If there’s one valid critique Seymour offers, it is that Hitchens’s views on religion—best encapsulated in his blockbuster 2007 book God Is Not Great: How Religion Poisons Everything—were simplistic and reductive. “The overall thrust of Hitchens’s work on religion, then, was to pin on it social evils that are the product of a much more complex set of determinations,” Seymour writes. Hitchens’s peerless skewering of the contradictions, inanities, and ills of religious fundamentalism all too often conflated the extremists with the average believer, leading him to the simplistic conclusion that formed the subtitle of his bestselling book. Likewise, Hitchens never had a satisfactory answer as to how religion could be designated as the worst phenomenon to befall humanity when the two most murderous ideologies of the 20th century—Nazism and Soviet communism—were resolutely anti-religious.

But Seymour is hardly the first, never mind the best, critic of Hitchens’s unsophisticated take on religion.
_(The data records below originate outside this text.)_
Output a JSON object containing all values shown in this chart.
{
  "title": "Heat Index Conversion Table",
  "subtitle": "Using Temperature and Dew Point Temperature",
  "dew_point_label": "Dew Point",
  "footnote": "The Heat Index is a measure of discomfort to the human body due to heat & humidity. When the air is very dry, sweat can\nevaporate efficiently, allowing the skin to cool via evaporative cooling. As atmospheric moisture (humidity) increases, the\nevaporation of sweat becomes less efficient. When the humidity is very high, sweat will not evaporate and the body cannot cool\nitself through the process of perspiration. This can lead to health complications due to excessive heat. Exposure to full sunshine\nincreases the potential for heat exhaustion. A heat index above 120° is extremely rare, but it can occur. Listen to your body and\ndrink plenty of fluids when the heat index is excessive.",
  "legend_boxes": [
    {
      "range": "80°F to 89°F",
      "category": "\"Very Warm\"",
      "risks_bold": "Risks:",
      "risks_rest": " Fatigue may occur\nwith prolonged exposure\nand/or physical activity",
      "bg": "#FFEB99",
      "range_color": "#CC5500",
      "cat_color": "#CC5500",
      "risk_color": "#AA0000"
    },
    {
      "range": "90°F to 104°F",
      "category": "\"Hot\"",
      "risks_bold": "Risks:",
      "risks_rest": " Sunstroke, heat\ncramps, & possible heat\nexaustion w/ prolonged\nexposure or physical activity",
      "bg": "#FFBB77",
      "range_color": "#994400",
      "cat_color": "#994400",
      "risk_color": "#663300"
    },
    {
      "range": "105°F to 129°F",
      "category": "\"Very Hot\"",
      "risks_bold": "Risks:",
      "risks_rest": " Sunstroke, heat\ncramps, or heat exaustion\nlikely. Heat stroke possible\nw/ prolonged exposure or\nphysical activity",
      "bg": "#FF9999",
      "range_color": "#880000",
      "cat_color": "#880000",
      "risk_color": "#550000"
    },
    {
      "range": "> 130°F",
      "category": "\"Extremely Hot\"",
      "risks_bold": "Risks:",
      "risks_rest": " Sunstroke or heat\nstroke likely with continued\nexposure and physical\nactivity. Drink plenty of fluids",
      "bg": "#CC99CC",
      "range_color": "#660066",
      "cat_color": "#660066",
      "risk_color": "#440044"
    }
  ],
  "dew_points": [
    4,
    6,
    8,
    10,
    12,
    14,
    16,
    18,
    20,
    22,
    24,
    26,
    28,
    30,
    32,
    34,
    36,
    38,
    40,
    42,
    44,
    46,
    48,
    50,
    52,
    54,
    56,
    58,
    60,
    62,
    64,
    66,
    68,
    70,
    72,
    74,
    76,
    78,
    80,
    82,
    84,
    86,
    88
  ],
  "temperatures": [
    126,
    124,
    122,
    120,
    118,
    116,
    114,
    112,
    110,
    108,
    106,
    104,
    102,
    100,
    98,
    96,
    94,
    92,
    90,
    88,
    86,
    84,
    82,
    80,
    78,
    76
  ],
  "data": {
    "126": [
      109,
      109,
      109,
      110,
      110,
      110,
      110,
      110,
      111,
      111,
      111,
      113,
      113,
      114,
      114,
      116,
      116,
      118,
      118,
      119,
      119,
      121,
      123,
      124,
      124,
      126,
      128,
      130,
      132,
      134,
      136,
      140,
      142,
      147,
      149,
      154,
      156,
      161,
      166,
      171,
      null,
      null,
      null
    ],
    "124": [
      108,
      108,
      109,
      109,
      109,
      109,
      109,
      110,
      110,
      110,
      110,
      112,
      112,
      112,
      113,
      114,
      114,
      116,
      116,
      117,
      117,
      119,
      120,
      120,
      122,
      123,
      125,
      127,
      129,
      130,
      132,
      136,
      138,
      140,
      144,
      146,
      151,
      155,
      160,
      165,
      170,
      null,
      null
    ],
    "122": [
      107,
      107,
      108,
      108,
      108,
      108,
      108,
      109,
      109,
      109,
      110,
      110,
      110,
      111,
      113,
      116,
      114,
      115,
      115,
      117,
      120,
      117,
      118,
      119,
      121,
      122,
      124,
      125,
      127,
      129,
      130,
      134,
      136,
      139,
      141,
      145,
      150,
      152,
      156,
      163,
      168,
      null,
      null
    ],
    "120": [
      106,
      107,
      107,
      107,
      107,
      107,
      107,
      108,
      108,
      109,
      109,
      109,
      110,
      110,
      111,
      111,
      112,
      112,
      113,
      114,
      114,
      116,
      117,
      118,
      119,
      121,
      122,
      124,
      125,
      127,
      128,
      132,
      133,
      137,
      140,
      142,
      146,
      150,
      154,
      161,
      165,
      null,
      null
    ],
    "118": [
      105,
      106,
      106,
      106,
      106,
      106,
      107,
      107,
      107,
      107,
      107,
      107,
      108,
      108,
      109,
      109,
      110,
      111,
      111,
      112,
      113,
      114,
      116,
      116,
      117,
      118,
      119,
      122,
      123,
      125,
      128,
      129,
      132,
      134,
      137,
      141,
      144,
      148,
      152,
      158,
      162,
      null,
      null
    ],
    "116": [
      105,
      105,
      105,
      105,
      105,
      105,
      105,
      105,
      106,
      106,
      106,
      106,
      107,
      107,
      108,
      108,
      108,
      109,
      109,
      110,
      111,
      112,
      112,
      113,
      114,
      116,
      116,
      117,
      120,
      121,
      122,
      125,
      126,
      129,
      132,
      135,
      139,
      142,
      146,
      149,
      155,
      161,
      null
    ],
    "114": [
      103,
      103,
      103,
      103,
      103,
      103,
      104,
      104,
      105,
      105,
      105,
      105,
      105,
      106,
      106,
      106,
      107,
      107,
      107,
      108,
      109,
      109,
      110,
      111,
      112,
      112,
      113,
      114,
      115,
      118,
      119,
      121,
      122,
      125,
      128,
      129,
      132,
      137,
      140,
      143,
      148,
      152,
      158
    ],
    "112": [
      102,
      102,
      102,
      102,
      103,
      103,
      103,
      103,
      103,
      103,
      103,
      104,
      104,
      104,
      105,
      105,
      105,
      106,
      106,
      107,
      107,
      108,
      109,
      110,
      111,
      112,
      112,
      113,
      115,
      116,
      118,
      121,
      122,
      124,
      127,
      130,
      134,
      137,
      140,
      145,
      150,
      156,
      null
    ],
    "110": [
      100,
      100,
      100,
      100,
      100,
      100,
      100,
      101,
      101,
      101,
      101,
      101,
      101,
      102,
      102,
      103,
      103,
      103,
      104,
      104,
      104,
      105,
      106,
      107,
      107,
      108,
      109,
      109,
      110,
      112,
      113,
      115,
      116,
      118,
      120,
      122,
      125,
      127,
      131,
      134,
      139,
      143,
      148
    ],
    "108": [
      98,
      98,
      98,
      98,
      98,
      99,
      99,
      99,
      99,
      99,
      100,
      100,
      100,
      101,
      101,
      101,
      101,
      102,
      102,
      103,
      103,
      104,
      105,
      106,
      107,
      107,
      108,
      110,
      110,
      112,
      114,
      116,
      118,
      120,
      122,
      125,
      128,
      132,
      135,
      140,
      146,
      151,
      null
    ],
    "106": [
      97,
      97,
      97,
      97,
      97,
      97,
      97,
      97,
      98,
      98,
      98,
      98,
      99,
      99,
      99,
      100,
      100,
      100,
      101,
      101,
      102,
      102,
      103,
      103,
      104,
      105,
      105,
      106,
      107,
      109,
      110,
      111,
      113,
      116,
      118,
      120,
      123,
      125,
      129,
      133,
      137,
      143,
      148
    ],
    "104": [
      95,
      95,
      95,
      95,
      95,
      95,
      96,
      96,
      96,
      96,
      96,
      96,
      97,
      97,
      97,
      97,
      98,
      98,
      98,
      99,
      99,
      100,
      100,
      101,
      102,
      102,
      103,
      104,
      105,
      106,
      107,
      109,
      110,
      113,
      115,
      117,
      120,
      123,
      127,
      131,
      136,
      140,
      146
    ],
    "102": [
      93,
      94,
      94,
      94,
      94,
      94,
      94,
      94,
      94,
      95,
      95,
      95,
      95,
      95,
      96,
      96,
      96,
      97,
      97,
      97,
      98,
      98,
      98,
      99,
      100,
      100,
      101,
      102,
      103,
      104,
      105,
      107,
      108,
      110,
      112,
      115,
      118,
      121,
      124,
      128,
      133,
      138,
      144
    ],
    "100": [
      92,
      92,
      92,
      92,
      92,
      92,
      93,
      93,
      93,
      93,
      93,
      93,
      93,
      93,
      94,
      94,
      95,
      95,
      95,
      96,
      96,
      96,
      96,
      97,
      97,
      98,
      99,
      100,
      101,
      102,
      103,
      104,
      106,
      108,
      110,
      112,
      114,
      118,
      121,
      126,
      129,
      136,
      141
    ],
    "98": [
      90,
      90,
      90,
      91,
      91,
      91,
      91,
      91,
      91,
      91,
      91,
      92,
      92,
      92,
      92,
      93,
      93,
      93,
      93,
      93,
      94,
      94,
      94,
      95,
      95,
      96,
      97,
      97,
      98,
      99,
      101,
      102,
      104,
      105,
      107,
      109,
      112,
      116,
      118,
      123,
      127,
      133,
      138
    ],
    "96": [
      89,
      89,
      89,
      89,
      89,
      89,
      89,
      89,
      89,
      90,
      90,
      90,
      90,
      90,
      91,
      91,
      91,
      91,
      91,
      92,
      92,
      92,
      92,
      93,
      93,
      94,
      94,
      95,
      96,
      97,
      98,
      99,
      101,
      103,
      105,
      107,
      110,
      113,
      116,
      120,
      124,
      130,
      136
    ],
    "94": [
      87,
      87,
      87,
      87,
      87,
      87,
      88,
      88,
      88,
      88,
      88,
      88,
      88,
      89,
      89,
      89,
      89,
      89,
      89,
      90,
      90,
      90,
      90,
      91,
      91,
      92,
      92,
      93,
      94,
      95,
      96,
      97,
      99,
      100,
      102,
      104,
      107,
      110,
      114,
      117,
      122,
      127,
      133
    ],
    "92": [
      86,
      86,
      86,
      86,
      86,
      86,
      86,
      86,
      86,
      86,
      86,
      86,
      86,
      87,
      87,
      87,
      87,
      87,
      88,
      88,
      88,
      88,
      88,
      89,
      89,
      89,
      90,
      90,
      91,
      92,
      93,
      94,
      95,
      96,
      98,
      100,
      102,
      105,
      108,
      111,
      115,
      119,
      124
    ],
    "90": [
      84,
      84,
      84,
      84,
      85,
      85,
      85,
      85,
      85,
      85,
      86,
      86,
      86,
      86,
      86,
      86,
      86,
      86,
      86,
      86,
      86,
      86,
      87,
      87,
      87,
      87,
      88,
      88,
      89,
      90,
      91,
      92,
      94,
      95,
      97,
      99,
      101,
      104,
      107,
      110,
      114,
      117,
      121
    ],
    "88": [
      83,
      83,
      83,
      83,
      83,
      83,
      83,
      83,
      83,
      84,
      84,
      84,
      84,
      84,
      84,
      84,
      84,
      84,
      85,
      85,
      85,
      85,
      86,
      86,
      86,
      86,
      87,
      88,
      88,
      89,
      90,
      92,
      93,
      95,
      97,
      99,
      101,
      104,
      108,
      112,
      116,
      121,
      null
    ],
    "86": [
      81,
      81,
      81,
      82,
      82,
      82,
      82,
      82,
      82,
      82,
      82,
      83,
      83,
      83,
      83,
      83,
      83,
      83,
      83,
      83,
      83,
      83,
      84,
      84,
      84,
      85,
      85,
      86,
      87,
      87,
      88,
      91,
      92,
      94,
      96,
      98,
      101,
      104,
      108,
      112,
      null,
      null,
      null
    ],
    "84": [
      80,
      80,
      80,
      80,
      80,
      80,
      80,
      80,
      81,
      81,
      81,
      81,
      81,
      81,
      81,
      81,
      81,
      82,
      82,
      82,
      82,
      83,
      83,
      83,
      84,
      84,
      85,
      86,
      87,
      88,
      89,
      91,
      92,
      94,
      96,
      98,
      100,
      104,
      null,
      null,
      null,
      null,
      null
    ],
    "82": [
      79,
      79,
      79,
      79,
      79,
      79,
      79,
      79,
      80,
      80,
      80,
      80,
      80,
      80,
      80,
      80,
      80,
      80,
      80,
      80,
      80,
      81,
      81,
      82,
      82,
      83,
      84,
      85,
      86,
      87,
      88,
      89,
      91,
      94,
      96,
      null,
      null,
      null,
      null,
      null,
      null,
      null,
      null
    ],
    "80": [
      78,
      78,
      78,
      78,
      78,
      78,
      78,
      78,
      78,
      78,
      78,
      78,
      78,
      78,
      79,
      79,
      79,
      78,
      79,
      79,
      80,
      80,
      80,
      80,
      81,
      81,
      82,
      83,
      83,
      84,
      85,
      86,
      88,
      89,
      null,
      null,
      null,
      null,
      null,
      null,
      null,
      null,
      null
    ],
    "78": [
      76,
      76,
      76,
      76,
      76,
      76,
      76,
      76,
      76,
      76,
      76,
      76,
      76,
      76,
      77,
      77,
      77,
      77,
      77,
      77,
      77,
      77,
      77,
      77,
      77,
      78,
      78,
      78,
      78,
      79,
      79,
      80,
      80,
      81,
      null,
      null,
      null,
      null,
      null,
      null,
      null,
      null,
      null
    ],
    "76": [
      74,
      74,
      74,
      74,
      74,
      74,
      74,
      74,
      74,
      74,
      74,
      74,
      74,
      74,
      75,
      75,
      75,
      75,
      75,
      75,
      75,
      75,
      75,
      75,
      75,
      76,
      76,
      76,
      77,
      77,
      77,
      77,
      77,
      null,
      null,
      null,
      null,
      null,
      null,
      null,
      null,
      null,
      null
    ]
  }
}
And he strays too far, at times irresponsibly, in trying to paint Hitchens as an anti-religious zealot no less fanatical than the pious extremists he so relished mocking. For instance, Seymour relies solely upon the testimony of Tariq Ali, an embittered colleague of Hitchens who had a nasty falling out with him after 9/11, in claiming that Hitchens once declared he “wouldn’t shed a tear if [Iran] was wiped off the face of this earth.”

Hitchens would surely be proud that someone saw him as influential enough to merit such a fervid, if often inaccurate and borderline libelous, attack on his career. And given Hitchens’s own propensity to assail public figures as their bodies lay warm, it would be unfair to call UnHitched “cowardly” or “disrespectful” or any of the other epithets that were deployed against Hitchens in his time. What’s good for the goose, and all that. But Seymour should consider himself lucky that the subject of his book isn’t here to respond to such drivel.